Our position: AI as a content tool isn't optional anymore, refusing to use it is a competitive disadvantage. But AI is a speed multiplier, not a quality multiplier. It handles research, structure, and first drafts. Humans provide strategy, intent research, original insights, and editorial judgment. The problem isn't that content is AI-generated. The problem is mediocrity at scale. If AI helps you write one better article, great. If it helps you publish 100 average ones, that's the problem Google is solving for.
What This Means for You
If you're a solo operator: AI is your team. Use it for research, outlines, first drafts, content refreshes. But never publish without adding something only you could have written.

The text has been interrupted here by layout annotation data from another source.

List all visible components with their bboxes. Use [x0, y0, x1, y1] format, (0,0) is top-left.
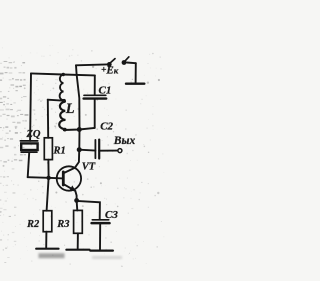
wire left rail upper — [29, 73, 32, 140]
resistor R3 — [74, 210, 83, 233]
wire C2 left — [79, 149, 95, 152]
wire collector column — [78, 130, 80, 150]
terminal +Ek left — [107, 59, 115, 67]
node coil top cusp — [62, 73, 65, 76]
ground R3 — [66, 249, 89, 251]
wire C1 top lead — [94, 75, 96, 94]
capacitor C1 — [84, 95, 107, 98]
wire drop to top ground — [135, 63, 137, 82]
resistor R2 — [43, 211, 52, 232]
wire R3 bottom lead — [77, 233, 79, 248]
svg-text:С1: С1 — [99, 85, 112, 97]
node base junction — [46, 176, 50, 180]
node emitter junction — [74, 198, 79, 203]
svg-text:R1: R1 — [53, 146, 66, 157]
wire left rail lower — [28, 153, 30, 177]
ground C3 — [90, 250, 113, 252]
wire C1 bottom lead — [94, 100, 96, 128]
ground top right — [126, 82, 144, 84]
svg-text:R3: R3 — [56, 219, 69, 230]
svg-text:R2: R2 — [26, 219, 40, 230]
svg-text:L: L — [65, 101, 75, 117]
wire coil tap — [48, 100, 64, 101]
svg-text:С2: С2 — [100, 121, 113, 133]
inductor L upper section — [60, 75, 64, 101]
capacitor C2 — [95, 140, 99, 159]
resistor R1 — [44, 138, 52, 160]
wire coil bottom horizontal — [64, 128, 95, 130]
svg-text:VТ: VТ — [82, 161, 96, 172]
svg-text:С3: С3 — [105, 209, 118, 221]
crystal ZQ — [20, 141, 37, 152]
wire coil top horizontal — [31, 73, 95, 75]
wire R1 top lead — [47, 100, 49, 138]
ground R2 — [36, 248, 58, 250]
node coil tap — [62, 99, 66, 103]
node coil bottom cusp — [63, 128, 67, 132]
wire top supply rail — [76, 63, 107, 66]
wire collector into transistor — [64, 150, 79, 173]
wire emitter to C3 — [77, 201, 100, 220]
transistor VT emitter — [64, 184, 77, 200]
wire from right terminal — [127, 62, 136, 65]
capacitor C3 — [92, 220, 110, 223]
transistor VT base bar — [62, 172, 65, 185]
wire R2 top lead — [47, 178, 49, 211]
transistor VT emitter arrow — [69, 185, 76, 191]
inductor L lower section — [59, 102, 65, 130]
svg-text:Вых: Вых — [113, 135, 136, 147]
smudge below R2 ground — [39, 253, 65, 258]
wire R1 bottom lead — [47, 160, 49, 178]
terminal output — [118, 149, 122, 153]
wire base — [28, 177, 64, 178]
node supply-collector junction — [77, 127, 82, 132]
wire supply drop to collector node — [76, 65, 80, 129]
wire C2 right to output — [99, 150, 118, 152]
wire R2 bottom lead — [45, 232, 47, 248]
node collector C2 junction — [77, 147, 82, 152]
transistor VT circle — [57, 166, 81, 190]
svg-text:ZQ: ZQ — [26, 129, 41, 140]
wire C3 bottom lead — [99, 223, 101, 249]
svg-text:+Ек: +Ек — [101, 65, 119, 77]
terminal +Ek right — [122, 57, 129, 65]
wire R3 top lead — [76, 200, 79, 210]
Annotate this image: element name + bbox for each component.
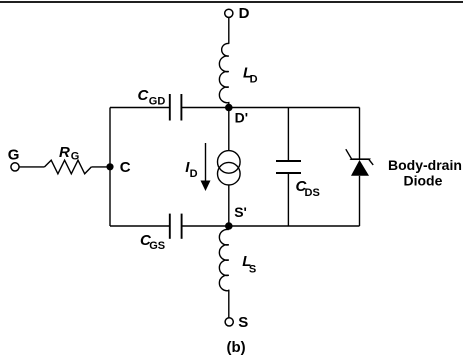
current arrow — [205, 143, 207, 182]
svg-text:S': S' — [234, 204, 247, 220]
svg-text:G: G — [71, 151, 80, 163]
current source I_D (two overlapping circles) — [218, 151, 241, 174]
wire: top rail right segment — [181, 107, 359, 109]
top border frame line — [0, 1, 463, 3]
wire: bottom rail right segment — [181, 225, 359, 227]
wire: C_DS bottom — [287, 173, 289, 226]
wire: C_DS top — [287, 108, 289, 162]
svg-text:D: D — [250, 73, 258, 85]
body-drain diode D1 (zener) — [346, 149, 373, 165]
resistor R_G — [45, 160, 92, 174]
node D' junction dot — [225, 104, 233, 112]
terminal S — [225, 318, 233, 326]
inductor L_S — [219, 229, 228, 290]
svg-text:S: S — [238, 314, 248, 331]
node C junction dot — [106, 163, 113, 170]
svg-text:(b): (b) — [227, 339, 246, 356]
svg-text:D': D' — [235, 110, 248, 126]
svg-text:Diode: Diode — [404, 172, 443, 188]
svg-text:DS: DS — [305, 187, 320, 199]
wire: top rail left segment — [110, 107, 170, 109]
svg-text:D: D — [190, 168, 198, 180]
svg-text:GD: GD — [149, 96, 166, 108]
wire: current source to S' — [228, 185, 230, 226]
wire: diode branch bottom — [359, 176, 361, 226]
capacitor C_GD — [169, 94, 171, 121]
node S' junction dot — [225, 222, 233, 230]
wire D terminal to L_D — [228, 18, 230, 44]
capacitor C_GS — [169, 214, 171, 239]
capacitor C_DS — [276, 160, 301, 162]
svg-text:Body-drain: Body-drain — [388, 157, 462, 173]
terminal D — [225, 9, 233, 17]
svg-text:C: C — [138, 87, 150, 104]
wire: diode branch top — [359, 108, 361, 160]
svg-text:D: D — [239, 5, 250, 22]
wire: left branch vertical — [109, 108, 111, 227]
svg-text:R: R — [59, 144, 70, 161]
wire G to resistor — [19, 166, 44, 168]
wire L_S to S terminal — [228, 290, 230, 318]
wire resistor to node C — [91, 166, 110, 168]
svg-text:GS: GS — [149, 240, 165, 252]
svg-text:S: S — [249, 264, 256, 276]
inductor L_D — [219, 43, 228, 107]
svg-text:G: G — [8, 146, 20, 163]
svg-text:C: C — [120, 159, 131, 176]
wire: D' to current source — [228, 108, 230, 152]
wire: bottom rail left segment — [110, 225, 170, 227]
terminal G — [11, 163, 19, 171]
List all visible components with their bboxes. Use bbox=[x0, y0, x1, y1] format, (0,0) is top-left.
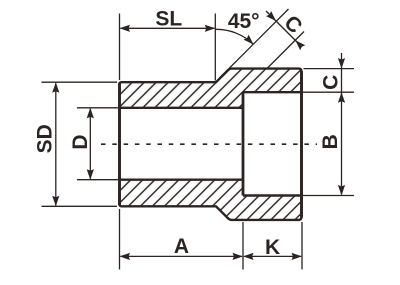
corner extension line D2 bbox=[267, 32, 304, 69]
bore B bottom edge bbox=[243, 194, 302, 196]
SD arrow bottom bbox=[52, 196, 59, 207]
D arrow bottom bbox=[87, 169, 94, 180]
C diagonal arrow upper bbox=[266, 11, 276, 21]
bore B top edge bbox=[243, 91, 302, 93]
K right extension line bbox=[301, 222, 303, 270]
svg-text:45°: 45° bbox=[228, 10, 260, 33]
K arrow left bbox=[243, 253, 254, 260]
D bottom extension line bbox=[77, 179, 118, 181]
A left extension line bbox=[119, 209, 121, 270]
SD bottom extension line bbox=[42, 205, 118, 207]
SL dimension line bbox=[121, 27, 215, 29]
D arrow top bbox=[87, 108, 94, 119]
D dimension line bbox=[89, 109, 91, 179]
SL arrow left bbox=[120, 25, 131, 32]
A arrow left bbox=[120, 253, 131, 260]
bore D top edge bbox=[120, 107, 244, 109]
svg-text:B: B bbox=[319, 134, 342, 149]
counterbore step face bbox=[242, 92, 245, 195]
C top extension line bbox=[304, 68, 355, 70]
svg-text:C: C bbox=[319, 75, 342, 90]
B/C shared extension line (bore B top) bbox=[302, 91, 355, 93]
K dimension line bbox=[244, 255, 301, 257]
C diagonal dimension line bbox=[266, 11, 301, 46]
C/B dimension line bbox=[341, 53, 343, 195]
A/K middle extension line bbox=[242, 222, 244, 270]
SL extension line right / 45deg vertex line bbox=[214, 14, 216, 81]
svg-text:D: D bbox=[69, 134, 92, 149]
part outer outline bbox=[120, 69, 302, 220]
svg-text:SD: SD bbox=[34, 124, 57, 153]
right face emphasis bbox=[300, 71, 303, 217]
45deg arc bbox=[215, 29, 253, 44]
hatched upper wall section bbox=[120, 69, 302, 108]
A dimension line bbox=[121, 255, 243, 257]
chamfer extension line D1 bbox=[220, 9, 289, 78]
B arrow bottom (down) bbox=[338, 185, 345, 196]
SD top extension line bbox=[42, 81, 118, 83]
K arrow right bbox=[292, 253, 303, 260]
left face emphasis bbox=[118, 83, 121, 205]
C arrow top (down) bbox=[338, 58, 345, 69]
C/B shared arrow (up) bbox=[338, 92, 345, 103]
C diagonal arrow lower bbox=[295, 40, 305, 50]
hatched lower wall section bbox=[120, 180, 302, 220]
SD dimension line bbox=[55, 83, 57, 205]
D top extension line bbox=[77, 107, 118, 109]
centerline bbox=[101, 143, 317, 145]
bore D bottom edge bbox=[120, 178, 244, 180]
SL arrow right bbox=[205, 25, 216, 32]
svg-text:SL: SL bbox=[155, 7, 182, 30]
SD arrow top bbox=[52, 82, 59, 93]
svg-text:A: A bbox=[174, 235, 189, 258]
svg-text:K: K bbox=[265, 236, 280, 259]
45deg arc arrow bbox=[244, 35, 254, 45]
SL extension line left bbox=[119, 14, 121, 81]
A arrow right bbox=[233, 253, 244, 260]
B bottom extension line bbox=[302, 195, 355, 197]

If you're an agency: who reviews AI content before it ships? Teams with clear AI workflows report higher satisfaction and better output. Teams without them produce volume that creates more problems than it solves.
If you're not using AI at all: start. Not because AI content is better, but because someone in your niche is using AI to produce content faster with their expertise baked in. "AI won't take your job. Someone using it will."